I certificati di Let’s Encrypt, ovviamente, scadono e vanno rinnovati. Possiamo mettere uno script per rinnovarli automaticamente, per tutti i progetti, in ~/bin/letsencrypt_renewal:

#!/bin/sh

for d in /var/server/certs/*; do
    echo “—— $d” > /dev/stderr
    docker run –rm -v ~/certbot:/creds -v “$d”:/etc/letsencrypt certbot/dns-cloudflare renew –rsa-key-size 3072 –dns-cloudflare –dns-cloudflare-credentials /creds/cloudflare-credentials.ini –dns-cloudflare-propagation-seconds 90
    echo “—— $d” > /dev/stderr
done

docker restart webproxy

Ovviamente, se credete, potete aggiungere lo script al crontab della macchina host:

* 7,19 * * * /home/UTENTE/bin/letsencrypt_renewal

Una nota

L’architettura descritta in questo articolo ha uno strato in più del minimo necessario (ci sono due server http), e potreste volerlo eliminare. L’ho inserito perché permette di realizzare un’applicazione completa (aprendo le porte del server sulla macchina host si può evitare il proxy), ma lo si può eliminare senza problemi, e gli strumenti necessari sono i medesimi già descritti in questo articolo.
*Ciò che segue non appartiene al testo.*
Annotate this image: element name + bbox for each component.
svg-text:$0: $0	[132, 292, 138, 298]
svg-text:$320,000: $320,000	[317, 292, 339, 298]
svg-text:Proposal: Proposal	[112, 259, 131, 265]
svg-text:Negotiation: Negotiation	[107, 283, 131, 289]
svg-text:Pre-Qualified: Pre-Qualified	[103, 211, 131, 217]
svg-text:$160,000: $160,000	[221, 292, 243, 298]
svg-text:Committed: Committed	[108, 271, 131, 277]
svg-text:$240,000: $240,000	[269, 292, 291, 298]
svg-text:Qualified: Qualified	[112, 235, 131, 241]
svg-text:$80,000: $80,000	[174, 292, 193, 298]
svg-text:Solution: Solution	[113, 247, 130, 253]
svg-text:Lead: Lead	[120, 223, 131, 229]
Un modo di eliminare uno strato conserva i due server http e la completezza, ma elimina una comunicazione di rete: al posto della macchina php si può utilizzare una macchina Apache, con mod_php e php. Il resto rimane grossomodo invariato.

Un altro modo, invece, è eliminare la macchina nginx, e configurare opportunamente il nginx che fa da reverse proxy per servire le pagine elaborate da php-fpm.

Infine, se il nostro applicativo Laravel è l’unico presente sul server, possiamo direttamente esporre con il comando ports nel docker-compose.yaml le porte 80 e 443 del nginx dell’applicativo.